Bilinçsiz bir şekilde kitleleri takip etmek, toplumda iradenin yok olması demektir. Kitleler bir amaca odaklandıkları için iradelerini topluluğun emrine bırakmışlardır. 

Orada birisi koşun derse kitleler koşar; birisi durun dediğinde de kitleler dururlar. Onlar niçin koştuklarını ya da niçin durduklarını bilmezler. Kitle olmak toplumsal olarak bir güç, bireysel olarak da yok oluştur. Aynı zamanda kitleler, birileri tarafından kasıtlı olarak bir alana yönlendirildiğinde ise büyük bir tehlike oluştururlar. Çünkü kitleleri yönlendirmek ve yok etmek;  bireyleri yönlendirmek ve yok etmekten çok daha kolaydır. Emperyalist düzen, ağzı bağlı bir çuvala doldurulmuş kitleleri, satın aldıkları liderin sırtına yükleyerek istedikleri gibi yönlendirmeyi bir sistem hâline getirmişlerdir.

 Kalabalıkların aklı tek bir akla dönüştüğü için, insanalar tek akıl, tek tip olmakta, tek akıl ve tek tip insanların neyi yapıp, neni yapamayacakları tahmin edildiği için onları mağlup etmek de çok kolay olmaktadır.

Kalabalıklar içinde şahsiyet yakalamak zordur. Kalabalıkta yığın hâline dönüşen insanlar, düşünceyle değil komutla hareket ederler. Bu nedenle onların iradeleri olmaz. Kalabalıklar koroya benzer. Koroya katılan kişinin sesinin güzel olmasının bir anlamı olmaz, orada kişiden beklenen, koraya güzel bir şekilde ayak uydurması, koranın ritmini bozacak hareketlerden kaçınmasıdır.

Korada var olmak, aynı zamanda yok olmaktır. İnsanlar orada kendi benliklerini yok ederek koronun benliğini oluştururlar. Oradaki ses parçanın değil, bütünün sesidir. Parça bütünü oluşturur, bütün parçayı kontrol eder. Orada insana sen birey olarak bir hiçsin, bu toplumun parçası olduğun müddetçe burada varsın ikazı yapılır. Kişinin sesinin güzel olmasın kendisine fazla bir getirisi yoktur. Kişi koroyu güzelleştirdiği müddetçe güzeldir.

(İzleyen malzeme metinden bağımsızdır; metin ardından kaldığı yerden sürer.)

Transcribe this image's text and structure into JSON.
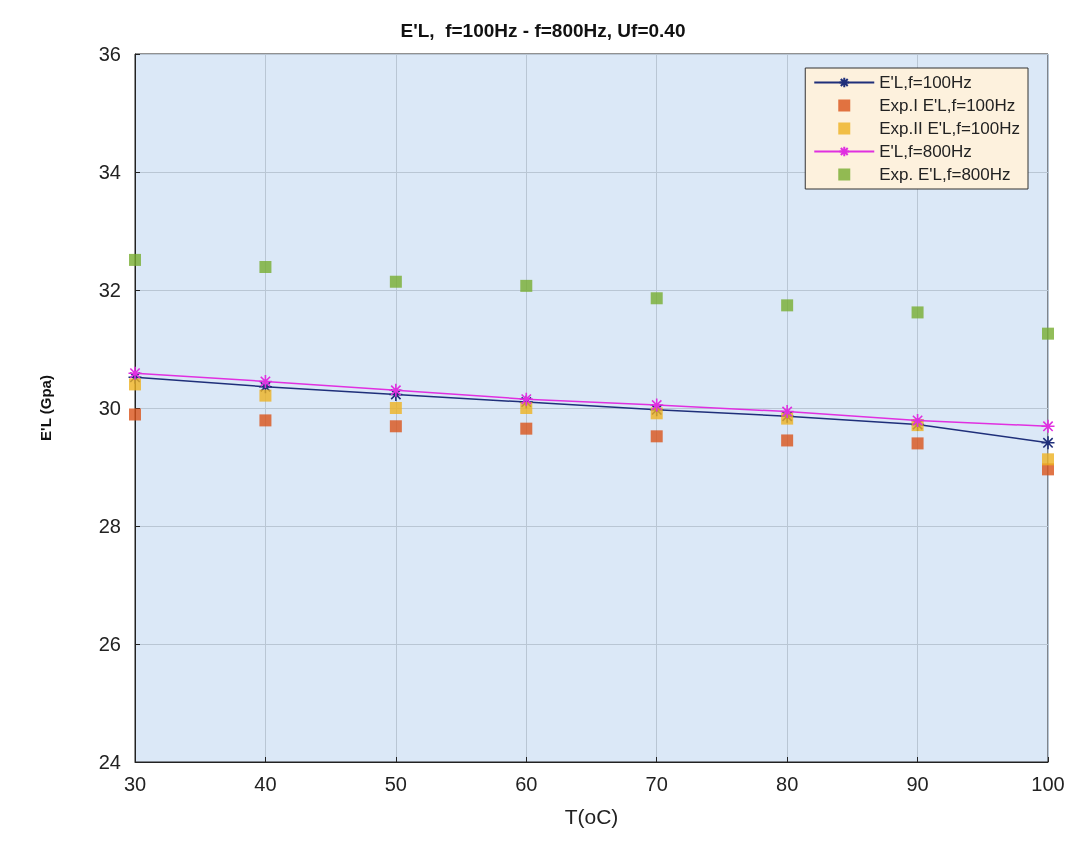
{
  "chart_data": {
    "type": "line",
    "title": "E'L,  f=100Hz - f=800Hz, Uf=0.40",
    "xlabel": "T(oC)",
    "ylabel": "E'L (Gpa)",
    "x": [
      30,
      40,
      50,
      60,
      70,
      80,
      90,
      100
    ],
    "series": [
      {
        "name": "E'L,f=100Hz",
        "type": "line",
        "marker": "cross",
        "line_style": "solid",
        "color": "#1f2f7a",
        "values": [
          30.52,
          30.36,
          30.23,
          30.1,
          29.97,
          29.86,
          29.72,
          29.41
        ]
      },
      {
        "name": "Exp.I E'L,f=100Hz",
        "type": "scatter",
        "marker": "square",
        "color": "#d95319",
        "values": [
          29.89,
          29.79,
          29.69,
          29.65,
          29.52,
          29.45,
          29.4,
          28.96
        ]
      },
      {
        "name": "Exp.II E'L,f=100Hz",
        "type": "scatter",
        "marker": "square",
        "color": "#edb120",
        "values": [
          30.4,
          30.21,
          30.0,
          30.0,
          29.91,
          29.82,
          29.71,
          29.13
        ]
      },
      {
        "name": "E'L,f=800Hz",
        "type": "line",
        "marker": "cross",
        "line_style": "solid",
        "color": "#e030e0",
        "values": [
          30.59,
          30.45,
          30.3,
          30.15,
          30.05,
          29.94,
          29.79,
          29.69
        ]
      },
      {
        "name": "Exp. E'L,f=800Hz",
        "type": "scatter",
        "marker": "square",
        "color": "#77ac30",
        "values": [
          32.51,
          32.39,
          32.14,
          32.07,
          31.86,
          31.74,
          31.62,
          31.26
        ]
      }
    ],
    "xlim": [
      30,
      100
    ],
    "xticks": [
      30,
      40,
      50,
      60,
      70,
      80,
      90,
      100
    ],
    "ylim": [
      24,
      36
    ],
    "yticks": [
      24,
      26,
      28,
      30,
      32,
      34,
      36
    ],
    "grid": true,
    "legend": "top right"
  }
}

Yani kişiyi güzelleştiren kişin sesi değil, sesinin, seslere uyumudur.

Koro şefinin koraya katılanları yönetmesi, onları kontrol etmesi gibi, baskıcı rejimler de toplumu bir koroya dönüştürerek oradan tek bir sesin çıkmasını amaçlarlar. O toplumda yöneticiler ben’i (kişiliği) öldürerek biz’i inşa etmeye çalışırlar. Orada biz, bir üst- benlik, üst kimliktir. Birey üst kimliğin hizmetçisidir. Burada ben’in, yani öznenin yok oluşu vardır.

Modern topluma öznenin yeniden dirilişi de denilebilir. Facoult,  toplumun yeniden inşası için insanın özne olarak kendisini yeniden kurması gerektiğini belirtmiş, Marcue ise kitlelere katılıp tek tipleşen kişilere tek boyutlu, “robotlaşmış birey“ tanımlamasını yapmıştır.

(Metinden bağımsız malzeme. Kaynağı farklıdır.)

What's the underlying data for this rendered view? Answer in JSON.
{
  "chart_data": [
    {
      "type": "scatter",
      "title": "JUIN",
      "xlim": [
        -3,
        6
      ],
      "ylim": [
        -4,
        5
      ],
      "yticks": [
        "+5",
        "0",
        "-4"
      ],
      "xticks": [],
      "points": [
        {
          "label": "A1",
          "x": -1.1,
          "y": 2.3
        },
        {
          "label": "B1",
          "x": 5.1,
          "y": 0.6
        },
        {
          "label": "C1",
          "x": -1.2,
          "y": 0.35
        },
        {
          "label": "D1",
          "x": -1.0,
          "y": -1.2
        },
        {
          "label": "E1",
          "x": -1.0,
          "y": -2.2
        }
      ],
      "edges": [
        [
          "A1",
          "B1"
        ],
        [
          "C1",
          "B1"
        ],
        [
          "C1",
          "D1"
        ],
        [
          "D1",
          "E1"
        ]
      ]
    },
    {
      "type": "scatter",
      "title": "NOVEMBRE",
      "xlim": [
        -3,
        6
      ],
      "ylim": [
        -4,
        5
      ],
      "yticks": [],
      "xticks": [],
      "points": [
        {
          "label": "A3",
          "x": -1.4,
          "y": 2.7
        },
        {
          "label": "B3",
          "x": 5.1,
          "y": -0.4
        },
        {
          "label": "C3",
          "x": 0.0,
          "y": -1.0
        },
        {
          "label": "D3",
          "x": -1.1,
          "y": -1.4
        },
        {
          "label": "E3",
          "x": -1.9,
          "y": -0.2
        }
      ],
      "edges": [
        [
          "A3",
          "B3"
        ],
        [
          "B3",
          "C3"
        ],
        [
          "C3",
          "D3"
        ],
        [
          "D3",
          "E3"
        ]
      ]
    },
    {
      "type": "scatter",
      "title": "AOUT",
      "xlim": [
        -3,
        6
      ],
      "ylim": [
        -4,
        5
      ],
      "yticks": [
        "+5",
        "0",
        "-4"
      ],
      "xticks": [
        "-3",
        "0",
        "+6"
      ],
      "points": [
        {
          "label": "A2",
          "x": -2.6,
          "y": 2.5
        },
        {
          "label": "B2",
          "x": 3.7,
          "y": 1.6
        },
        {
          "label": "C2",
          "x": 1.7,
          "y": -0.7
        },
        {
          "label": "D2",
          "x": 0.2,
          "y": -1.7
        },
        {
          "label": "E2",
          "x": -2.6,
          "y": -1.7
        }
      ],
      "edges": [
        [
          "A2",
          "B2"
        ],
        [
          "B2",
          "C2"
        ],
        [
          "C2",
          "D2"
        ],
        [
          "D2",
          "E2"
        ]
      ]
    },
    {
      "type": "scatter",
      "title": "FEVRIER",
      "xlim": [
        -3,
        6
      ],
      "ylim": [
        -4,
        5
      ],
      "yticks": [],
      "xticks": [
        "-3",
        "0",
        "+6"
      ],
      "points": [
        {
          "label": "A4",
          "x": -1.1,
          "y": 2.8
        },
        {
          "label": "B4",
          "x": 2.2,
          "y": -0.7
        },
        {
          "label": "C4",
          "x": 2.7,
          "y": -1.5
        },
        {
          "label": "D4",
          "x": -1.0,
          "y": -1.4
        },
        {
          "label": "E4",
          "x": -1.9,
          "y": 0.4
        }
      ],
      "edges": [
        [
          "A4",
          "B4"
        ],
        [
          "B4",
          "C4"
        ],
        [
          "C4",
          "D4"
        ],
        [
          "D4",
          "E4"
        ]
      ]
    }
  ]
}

Çağımız, insanlardan günlük hayatta varlığını etkili bir şekilde hissettirmesini, birey olarak varlığını ortaya koymasını bekler. İradesini bütüne teslim etmeden, bazı değerleri dikkate alarak karar veren kişilerden oy almak zor, onları yönetmek kısmen kolaydır. Çünkü onlar yapılanları sorgulamayı ve gerektiği zaman hesap sormayı bilmelerinin yanında, yöneticiler tarafından belirlenen kurallara itaat ederek onların işlerini kolaylaştırır, vergilerini verir, vatandaşlık görevlerini yerine getirirler.  

Bu kişiler taklitçi olmaktan ziyade yaratıcı olurlar. Kendi yollarını kendileri çizer, toplumu tek tip olmaktan kurtarırlar. Şeyh Galip’in “Mert ona denir ki aça nev-râh/ Erbâb-ı vukûfu ede agâh” dediği gibi, yeni bir yol açarak idrak sahibi kişileri bilinçlendiren öncü kişilerin sayısının hızlı bir şekilde artırılması geleceğimiz için çok hayırlı olacaktır.